A book by Stephen Webb with the somewhat cumbersome title
If
the Universe Is Teeming with Aliens - Where Is Everybody?: Fifty
Solutions to Fermi's Paradox and the Problem of Extraterrestrial Life tackles the enduring question first posed by Enrico Fermi: our galaxy is big and old and should be teeming with alien civilisations - so where are they? Webb's book is a fun and thought-provoking read (he provides a handy link to a document summarising his ideas here), but why stop at fifty answers? Why not five hundred, five thousand, five million?
The thing about aliens is that the only thing we know about them is that we don't know anything about them. We don't even know if they exist (Webb thinks that they don't). Recent research explores the possibility of detecting alien civilisations by the air pollution their industries create. It's kind of boggling that we actually have the technology to do this right now, although it only works for planets orbiting uncongenial white dwarf stars, and there might only be a small window of opportunity before the aliens either clean up their act or are strangled by their own effluent. And maybe, unlike us, most civilisations are too smart to produce air pollution in the first place, or perhaps most never go down the industrial road.

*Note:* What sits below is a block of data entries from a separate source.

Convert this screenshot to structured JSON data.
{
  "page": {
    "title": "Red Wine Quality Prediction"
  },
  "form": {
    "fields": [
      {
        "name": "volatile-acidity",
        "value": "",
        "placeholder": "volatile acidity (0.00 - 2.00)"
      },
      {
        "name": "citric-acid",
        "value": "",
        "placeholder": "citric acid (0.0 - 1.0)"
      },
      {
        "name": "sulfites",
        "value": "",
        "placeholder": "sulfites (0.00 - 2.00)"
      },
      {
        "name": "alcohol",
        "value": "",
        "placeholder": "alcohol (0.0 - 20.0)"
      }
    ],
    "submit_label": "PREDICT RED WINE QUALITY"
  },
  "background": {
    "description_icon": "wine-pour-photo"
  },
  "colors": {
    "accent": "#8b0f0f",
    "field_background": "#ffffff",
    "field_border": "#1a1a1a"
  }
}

When it comes down to it, the question isn't 'why aren't they here?' Instead, it's actually 'are they anything like us?' Could we recognise them, and would they recognise us?
If a lion could speak, we would not understand him, but if he sang we might recognise it as song. We hope that aliens might share something with us: music, mathematics, Marxism, motorways. When we search the sky for signs of life, we're really looking for a mirror.